This was a useful improvement. Most simple encrypting viruses employed rudimentary decryption routines that did not vary significantly from one infection to another. Only the encryption routine key value would change in each infection. For example, the bytes shown in table 15.1 might be found in several files infected with the same encrypted virus. These bytes represent the machine-language decryption routine of the virus.

Except for the ninth byte of each sequence, each decryption routine in the preceding three infected programs uses the same set of bytes. An antivirus researcher, therefore, could construct a simple wild-card signature to detect this virus:

Signature: B9 00 10 BE 0C 01 80 34 SKIP 46 E2 FA

This signature would match every other byte in the virus decryption routine exactly, while ignoring the changing 9th byte. Without using wild-card capabilities, this same virus would require 256 different signatures, because the changing byte can take any of 256 different values.

The string scanner has achieved great success in the antivirus world. This technique still is used today in many products. Usually, however, it cannot detect even simple polymorphic viruses, which change considerably from infection to infection. In recent years, therefore, antivirus producers have used the string scanner in conjunction with other new technologies.

The advent of the polymorphic virus mandated improvements in virus scanner technology. The existing wild-card string scanners simply could not reliably detect these viruses. In addition to the polymorphic virus problem, the number of viruses has continued to grow exponentially. The older scanning algorithms became increasingly slower as the number of viruses quickly increased. Imagine having to search through 8,000 bytes of a program for 4,000 different viruses, all in well under a tenth of a second!

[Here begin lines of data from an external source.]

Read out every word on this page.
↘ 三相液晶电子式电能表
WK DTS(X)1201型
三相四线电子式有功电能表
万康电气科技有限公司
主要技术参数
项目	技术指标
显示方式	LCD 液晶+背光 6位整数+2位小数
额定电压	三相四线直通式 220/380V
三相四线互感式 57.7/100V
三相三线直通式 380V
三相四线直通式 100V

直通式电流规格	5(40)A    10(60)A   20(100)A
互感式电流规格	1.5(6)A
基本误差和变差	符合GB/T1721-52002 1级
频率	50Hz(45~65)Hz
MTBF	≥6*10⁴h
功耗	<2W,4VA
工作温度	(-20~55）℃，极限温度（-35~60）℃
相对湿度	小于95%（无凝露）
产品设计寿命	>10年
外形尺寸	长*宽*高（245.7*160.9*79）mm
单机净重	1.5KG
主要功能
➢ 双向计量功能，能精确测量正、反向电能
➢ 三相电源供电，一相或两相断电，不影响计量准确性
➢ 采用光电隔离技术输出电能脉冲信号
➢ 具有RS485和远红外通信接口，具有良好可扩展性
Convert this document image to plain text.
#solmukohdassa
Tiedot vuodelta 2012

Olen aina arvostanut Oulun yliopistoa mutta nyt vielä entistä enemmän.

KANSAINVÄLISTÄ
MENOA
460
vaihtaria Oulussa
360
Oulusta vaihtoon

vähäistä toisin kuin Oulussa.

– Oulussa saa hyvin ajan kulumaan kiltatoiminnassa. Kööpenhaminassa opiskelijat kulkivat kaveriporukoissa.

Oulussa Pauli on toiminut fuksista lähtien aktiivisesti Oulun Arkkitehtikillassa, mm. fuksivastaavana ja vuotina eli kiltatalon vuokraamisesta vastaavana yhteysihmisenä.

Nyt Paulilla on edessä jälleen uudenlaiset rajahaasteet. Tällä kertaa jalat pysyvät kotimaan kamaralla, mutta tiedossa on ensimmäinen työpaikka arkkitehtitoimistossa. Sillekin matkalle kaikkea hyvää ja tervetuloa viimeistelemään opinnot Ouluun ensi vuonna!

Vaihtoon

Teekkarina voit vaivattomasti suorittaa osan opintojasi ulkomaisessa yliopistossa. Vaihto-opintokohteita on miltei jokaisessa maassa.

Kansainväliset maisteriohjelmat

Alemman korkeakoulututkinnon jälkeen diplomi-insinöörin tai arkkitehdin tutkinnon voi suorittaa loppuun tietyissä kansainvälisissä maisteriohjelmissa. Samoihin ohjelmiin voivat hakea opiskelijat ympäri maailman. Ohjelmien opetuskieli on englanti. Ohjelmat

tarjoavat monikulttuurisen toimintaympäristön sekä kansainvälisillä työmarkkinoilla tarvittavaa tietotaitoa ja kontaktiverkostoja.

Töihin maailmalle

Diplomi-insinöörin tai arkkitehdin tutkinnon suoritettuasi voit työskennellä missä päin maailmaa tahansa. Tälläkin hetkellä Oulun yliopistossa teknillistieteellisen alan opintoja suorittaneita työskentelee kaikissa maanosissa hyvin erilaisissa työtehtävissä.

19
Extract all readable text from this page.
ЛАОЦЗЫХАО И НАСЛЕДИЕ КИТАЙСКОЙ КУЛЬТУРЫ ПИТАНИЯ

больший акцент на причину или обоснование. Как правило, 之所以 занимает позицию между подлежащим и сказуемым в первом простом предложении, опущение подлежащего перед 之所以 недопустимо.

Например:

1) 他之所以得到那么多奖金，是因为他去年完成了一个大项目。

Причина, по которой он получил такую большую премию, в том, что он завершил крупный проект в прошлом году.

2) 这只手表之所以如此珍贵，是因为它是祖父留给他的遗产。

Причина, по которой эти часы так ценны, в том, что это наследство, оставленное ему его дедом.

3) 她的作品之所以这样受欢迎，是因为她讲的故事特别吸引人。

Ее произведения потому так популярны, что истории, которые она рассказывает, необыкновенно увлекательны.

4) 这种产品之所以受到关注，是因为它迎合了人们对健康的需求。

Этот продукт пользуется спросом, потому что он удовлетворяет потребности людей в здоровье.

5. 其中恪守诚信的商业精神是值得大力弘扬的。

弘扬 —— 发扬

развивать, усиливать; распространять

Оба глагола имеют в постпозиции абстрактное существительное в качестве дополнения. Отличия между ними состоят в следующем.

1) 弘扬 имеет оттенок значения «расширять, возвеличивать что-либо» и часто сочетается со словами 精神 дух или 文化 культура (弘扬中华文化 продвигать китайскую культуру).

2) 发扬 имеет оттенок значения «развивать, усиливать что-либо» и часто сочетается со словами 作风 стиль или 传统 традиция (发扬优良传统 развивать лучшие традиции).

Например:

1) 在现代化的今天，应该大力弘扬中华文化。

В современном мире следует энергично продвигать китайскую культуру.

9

To combat the onslaught of new polymorphic viruses and the overall increase in file viruses, antivirus companies began to employ more clever scanning algorithms, such as the algorithmic entry point scanner. This scheme assumes that in an infected file, the program’s entry point either points directly to the virus or to some machine code that transfers control to the virus.

In an infected COM file, for instance, the file’s entry point points directly to any virus that prepends or overwrites the host file. For appending viruses and all other cases, it points to the machine code that transfers control to the virus. In infected EXE files, the file entry point almost always points directly to the viral code.

The entry point scanner employs a limited machine code simulator that can trace through a target program and follow simple machine-language jump (transfer of control) instructions. The scanner examines the machine code at the target program entry point. If this code transfers control to another program area using a recognized method, the built-in simulator attempts to locate the destination of this transfer. This destination is then treated as the new entry point of the program. The scanner repeats the process until the machine code no longer transfers contr to other program parts (see fig. 15.35).

Figure 15.35  The entry point scanner operating on an infected COM file.

After this “calm” point is reached and there are no further transfers of control in the executable file, the scanner assumes that it has located the most likely location of the start of a virus. The scanner can then search the limited region following this calm point for viruses.

If several different files are infected with the same virus, and the virus uses a consistent technique to transfer control from the primary entry point of the program to the virus body, the final point that is reached by the entry point scanner always converges on the same calm point in the virus. Rather than searching many kilobytes of the target file, a region limited to 20 or 30 bytes can be searched with equal effectiveness. This dramatically improves the virus scanner’s efficiency!

The entry point scanning technique is most often used in conjunction with a technique known as algorithmic scanning. The algorithmic scanner can use simple wild-card virus signatures like the original string scanners. It can also use more complex virus signatures to detect simple and intermediate polymorphic viruses, however.

When the antivirus engineer updates the algorithmic scanner to detect a new virus, he or she can write a simple detection program using a limited script language supported by the scanner. This script-based program is interpreted by the virus scanner and is applied to each scanned file. It can use complex operations built into the script language to detect more complex viruses.

These algorithmic, entry point signatures are capable of detecting a wide variety of simple, encrypted, and even polymorphic viruses. They are fast, because they are applied to a limited region of each scanned file. They also allow the antivirus engineer to write simple script-based programs to detect polymorphic viruses that were impossible to detect using earlier scanner technology. Finally, even if a virus employs a nonstandard infection technique and places itself somewhere in the middle of the host file, it may still be detected. As long as the entry point of the program contains simple code that transfers control to the virus, the entry point scanner can locate the relevant viral code and scan it.

All current antivirus products use some form of algorithmic scanning, usually in conjunction with the entry point scanning technique. This combination achieves fast scanning speeds and robust virus detection. However, over the past several years, virus writers have been working on new and highly complex polymorphic viruses. Such a polymorphic virus uses a varying decryption routine in each new infection. These decryption routines can be so large, varied, and complex that for many polymorphic viruses, the aforementioned scanner techniques are powerless.